Dying for Healthcare

Since I know a little about hell, I’ll play Devil’s Advocate.

Healthcare debate is hotter than the flames of hell. Yet no one seem to delve into the reasons for the high cost of health insurance. Blame the doctors, lawyers, insurance companies, depending on the skew you want to take on the issue, someone is gouging the American public. Perhaps there is some of that.  But what about the foundation of the problem that no one, especially politicians, dares to ponder too long.

The real problem: medical advancements and longer life spans. At the turn of the 20th century, the average life span was 45 years. At the turn of the 21st century, the average life span was 78 years. Far fewer women die in childbirth, far more babies survive infancy than ever before. In Colonial New England, 40% of children died before reaching adulthood.
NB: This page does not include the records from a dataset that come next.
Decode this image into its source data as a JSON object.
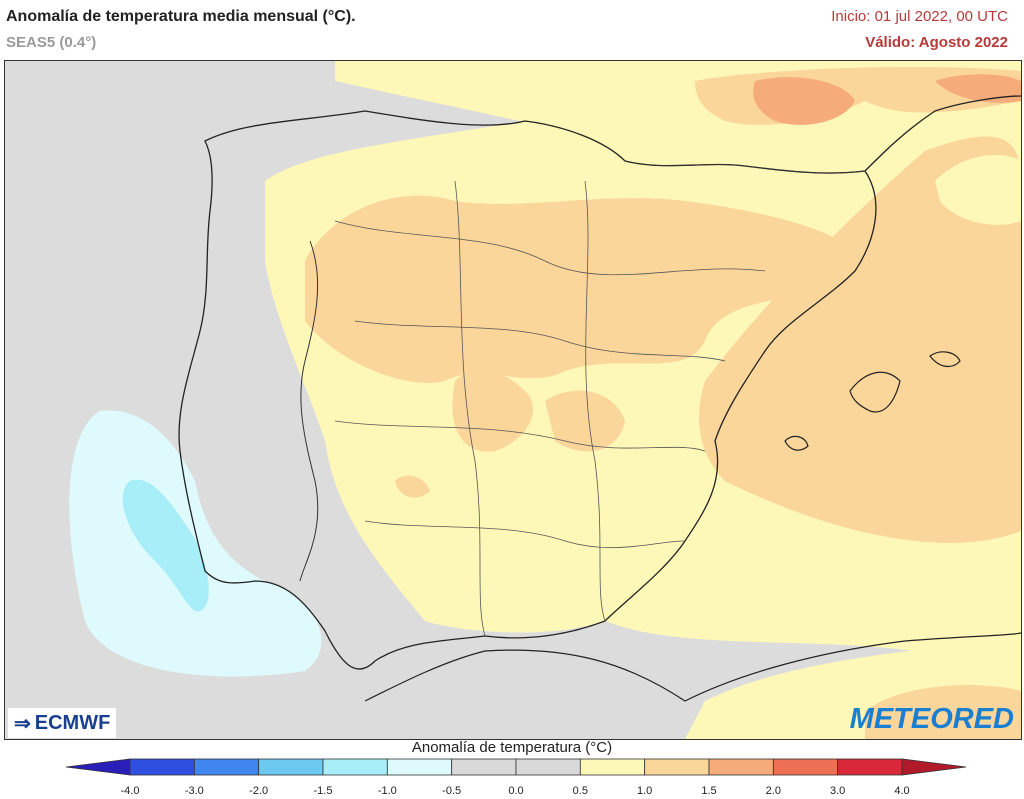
{
  "header": {
    "title": "Anomalía de temperatura media mensual (°C).",
    "subtitle": "SEAS5 (0.4°)",
    "init": "Inicio: 01 jul 2022, 00 UTC",
    "valid": "Válido: Agosto 2022"
  },
  "logos": {
    "left": "ECMWF",
    "right": "METEORED"
  },
  "legend": {
    "title": "Anomalía de temperatura (°C)",
    "ticks": [
      "-4.0",
      "-3.0",
      "-2.0",
      "-1.5",
      "-1.0",
      "-0.5",
      "0.0",
      "0.5",
      "1.0",
      "1.5",
      "2.0",
      "3.0",
      "4.0"
    ],
    "colors": {
      "below_min": "#2a1fb8",
      "m4_m3": "#2f4fe0",
      "m3_m2": "#3f86ee",
      "m2_m15": "#6ccaf0",
      "m15_m1": "#a8eef8",
      "m1_m05": "#dffafd",
      "m05_05": "#d9d9d9",
      "p05_1": "#fdf8b8",
      "p1_15": "#fbd69b",
      "p15_2": "#f6ab7a",
      "p2_3": "#ee7054",
      "p3_4": "#d8283a",
      "above_max": "#b01a2a"
    }
  }
}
Today, the frailest of people of all ages survive to an age never possible before. The premature infant weighing less than one pound survives. Patients in comas live on for years. Ventilators keep us living well beyond the time a damaged body can hope to live. Medical care is intense and heroic. The expertise of medical professionals, the increase in life-saving medical gadgets, and miracle medications contribute to a longer, healthier life. All this comes with an enormous price tag.

The question should be: just how humane are we willing to be? Healthcare consumes a greater and greater portion of everyone’s budget. The price of healthcare decreases everyone’s standard of living.
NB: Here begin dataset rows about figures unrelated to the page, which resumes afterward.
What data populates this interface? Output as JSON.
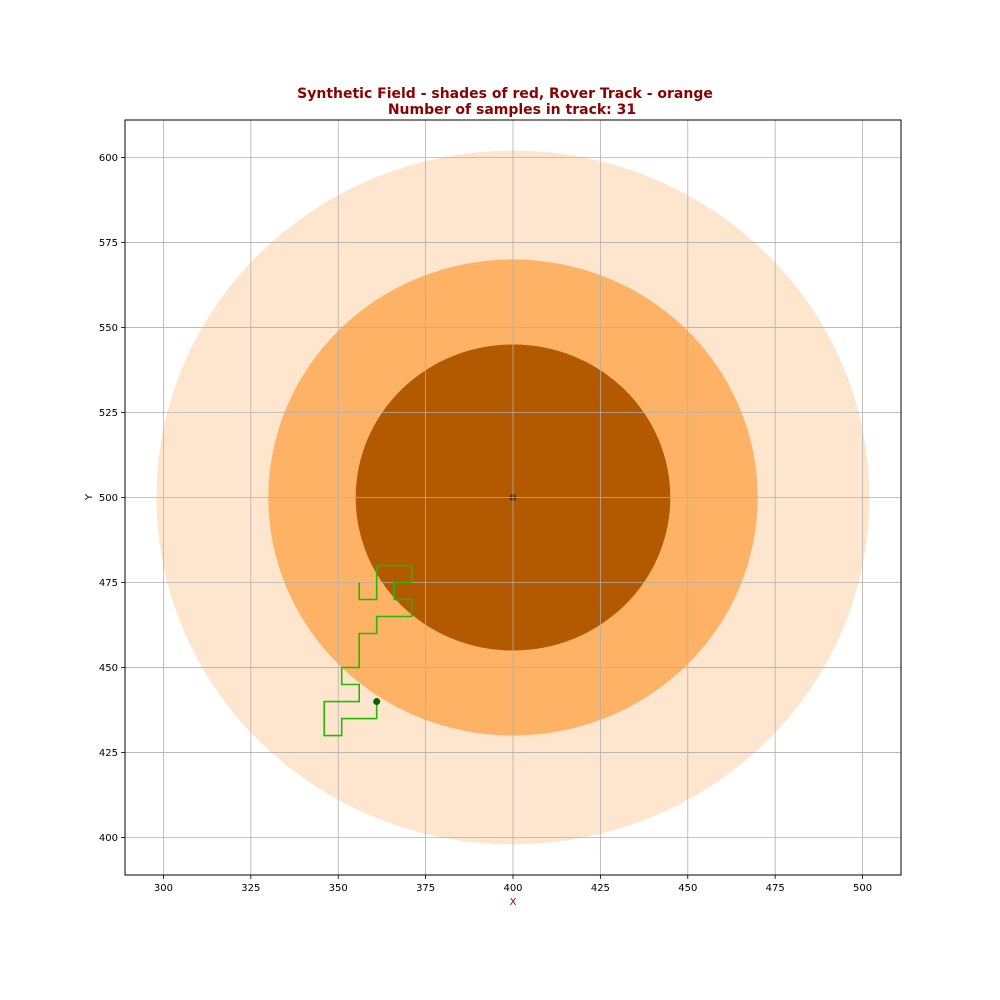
{
  "chart_data": {
    "type": "scatter",
    "title_line1": "Synthetic Field - shades of red,   Rover Track - orange",
    "title_line2": "Number of samples in track:  31",
    "xlabel": "X",
    "ylabel": "Y",
    "xlim": [
      289,
      511
    ],
    "ylim": [
      389,
      611
    ],
    "x_ticks": [
      300,
      325,
      350,
      375,
      400,
      425,
      450,
      475,
      500
    ],
    "y_ticks": [
      400,
      425,
      450,
      475,
      500,
      525,
      550,
      575,
      600
    ],
    "grid": true,
    "field": {
      "center": [
        400,
        500
      ],
      "rings": [
        {
          "radius": 102,
          "color": "#fee6ce"
        },
        {
          "radius": 70,
          "color": "#fdb266"
        },
        {
          "radius": 45,
          "color": "#b35900"
        }
      ],
      "center_marker_color": "#5a2d00"
    },
    "track": {
      "color": "#22bb00",
      "start_marker_color": "#006400",
      "points": [
        [
          361,
          440
        ],
        [
          361,
          435
        ],
        [
          351,
          435
        ],
        [
          351,
          430
        ],
        [
          346,
          430
        ],
        [
          346,
          440
        ],
        [
          356,
          440
        ],
        [
          356,
          445
        ],
        [
          351,
          445
        ],
        [
          351,
          450
        ],
        [
          356,
          450
        ],
        [
          356,
          460
        ],
        [
          361,
          460
        ],
        [
          361,
          465
        ],
        [
          371,
          465
        ],
        [
          371,
          470
        ],
        [
          366,
          470
        ],
        [
          366,
          475
        ],
        [
          371,
          475
        ],
        [
          371,
          480
        ],
        [
          361,
          480
        ],
        [
          361,
          470
        ],
        [
          356,
          470
        ],
        [
          356,
          475
        ]
      ]
    },
    "title_color": "#8b0000",
    "xlabel_color": "#8b0000"
  }
}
The baby boomers are next to clog up the healthcare system. According to Dr. Ronald Klatz, founder and President of the American Academy of Anti-Aging Medicine, one-half of baby boomers will live to see their 100th birthday. So many aging bodies, living longer than ever, tapping into the high-cost of caring for their health.

Waves of resentment run through many of today’s youth about the older generations draining their future prosperity. Are we getting closer to a world depicted in Soylent Green? Is the survival of the weakest inhumane to the vital? Should Sarah Palin revisit those Death Panels? If the cost of healthcare shakes down the economy ever further, who decides the quality of a life worth living?

Maintaining the status quo means a lower standard of living. Forget most luxuries and deflate the economy even more. Living a simpler life may not be so bad: smaller homes, smaller cars, less technology to play with, minimal travel. Or will a fight for the survival of the fittest be the next revolution?

Remember my motivation; the devil made me do it.